Tool to extract a certain gene from an assembly using Blast. There is an update of that tool that manages automatization and usage of this tool with multiple genomes and genes at the same time
GenePull interactive bash script which runs in the linux command line. To download, simply use:
wget https://raw.githubusercontent.com/Rowena-h/MiscGenomicsTools/main/GenePull/GenePull
GenePull automatized bash script:
wget https://raw.githubusercontent.com/Rowena-h/MiscGenomicsTools/main/GenePull/GenePull
Make the script executable with:
chmod +x GenePull
BLAST+ and bedtools must be installed for the script to work.
| Option | Description |
|---|---|
| -h, --help | Display these options |
| -a, --assembly | A genome assembly in fasta format |
| -g, --gene | Gene of closely related species in fasta format |
| -o, --output | Prefix for output file |
If there are multiple hits for the query gene, you will be shown the blast results and asked which hit you want to extract. To pick multiple hits, numbers must be separated by commas (e.g. 1,2,5,6,8). Alternatively all hits can be extracted by typing a.

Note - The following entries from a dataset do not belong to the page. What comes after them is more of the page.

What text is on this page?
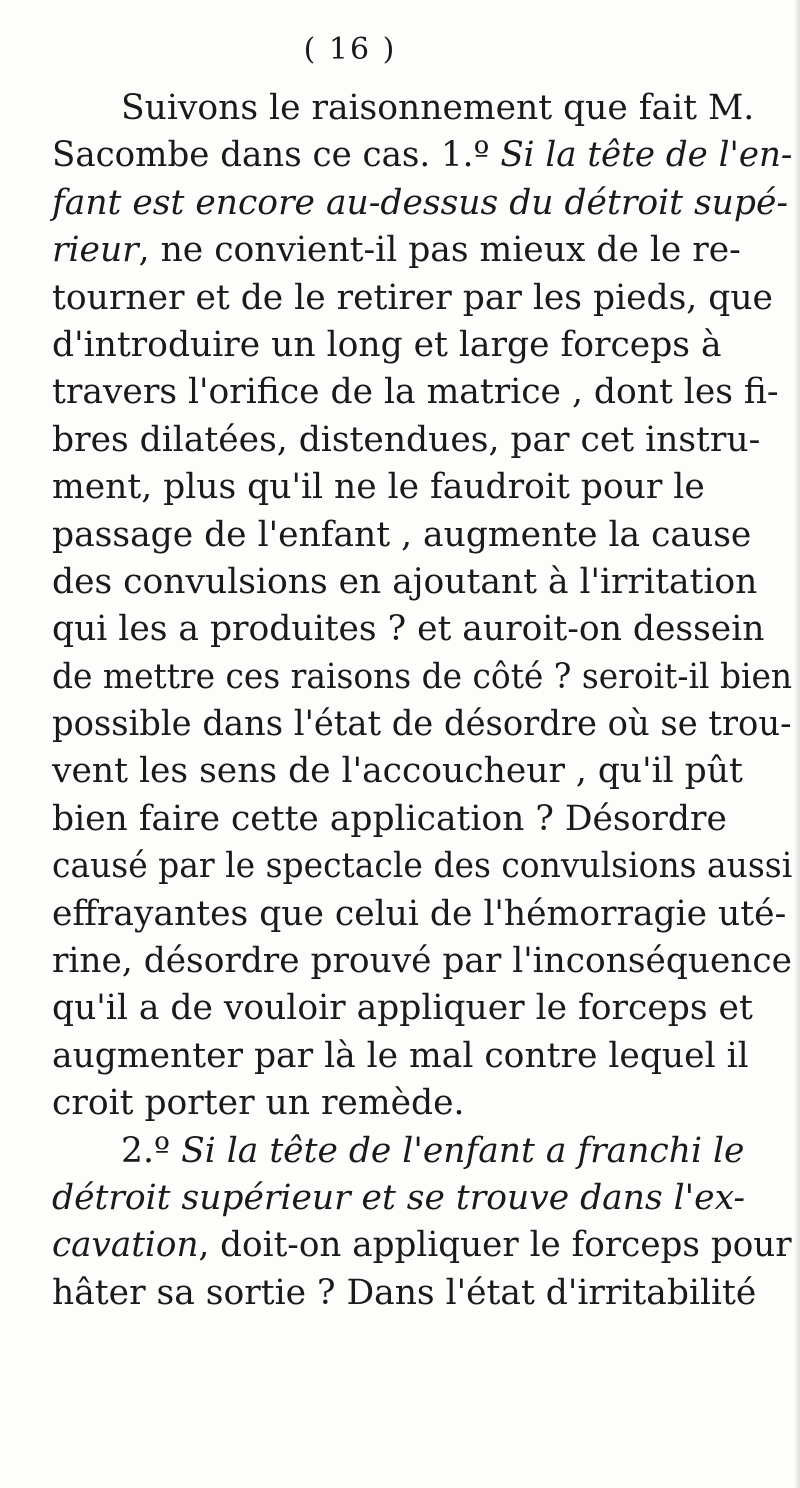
( 16 )
  Suivons le raisonnement que fait M.
Sacombe dans ce cas. 1.º Si la tête de l'en-
fant est encore au-dessus du détroit supé-
rieur, ne convient-il pas mieux de le re-
tourner et de le retirer par les pieds, que
d'introduire un long et large forceps à
travers l'orifice de la matrice , dont les fi-
bres dilatées, distendues, par cet instru-
ment, plus qu'il ne le faudroit pour le
passage de l'enfant , augmente la cause
des convulsions en ajoutant à l'irritation
qui les a produites ? et auroit-on dessein
de mettre ces raisons de côté ? seroit-il bien
possible dans l'état de désordre où se trou-
vent les sens de l'accoucheur , qu'il pût
bien faire cette application ? Désordre
causé par le spectacle des convulsions aussi
effrayantes que celui de l'hémorragie uté-
rine, désordre prouvé par l'inconséquence
qu'il a de vouloir appliquer le forceps et
augmenter par là le mal contre lequel il
croit porter un remède.
  2.º Si la tête de l'enfant a franchi le
détroit supérieur et se trouve dans l'ex-
cavation, doit-on appliquer le forceps pour
hâter sa sortie ? Dans l'état d'irritabilité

./GenePull -a assembly.fa -g LSU.fa -o LSU_result
This is ment to run in a cluster, but you are free to 'unsilence' the messages and ignore the SLURM commands to run it locally.
The script automatically detects the input folders:
- genomes: stores the unziped assemblies, it can manage messy folder inceptions NCBI and other databases provide when downloading a genome assembly.
- genes_to_pull: desired genes to extract as individual fasta files. I recommend to use simple short names for this files.
genepull
|
├── GenePull.sh
|
├── genomes
│ └── *
│ └── *.fasta
├── genes_to_pull
│ └── *random_gene_name*.fasta
├── results
│ └── *random_gene_name*
│ └── *.fasta
└── logs
└── *.log
The expected outpout folders are:
- results: here the script will create a folder with the name of each of the genes found in genes_to_pull and will store the hits obtained in fasta format.
- logs: all errors, warnings and additional info will be found here named as the gene_genome.log.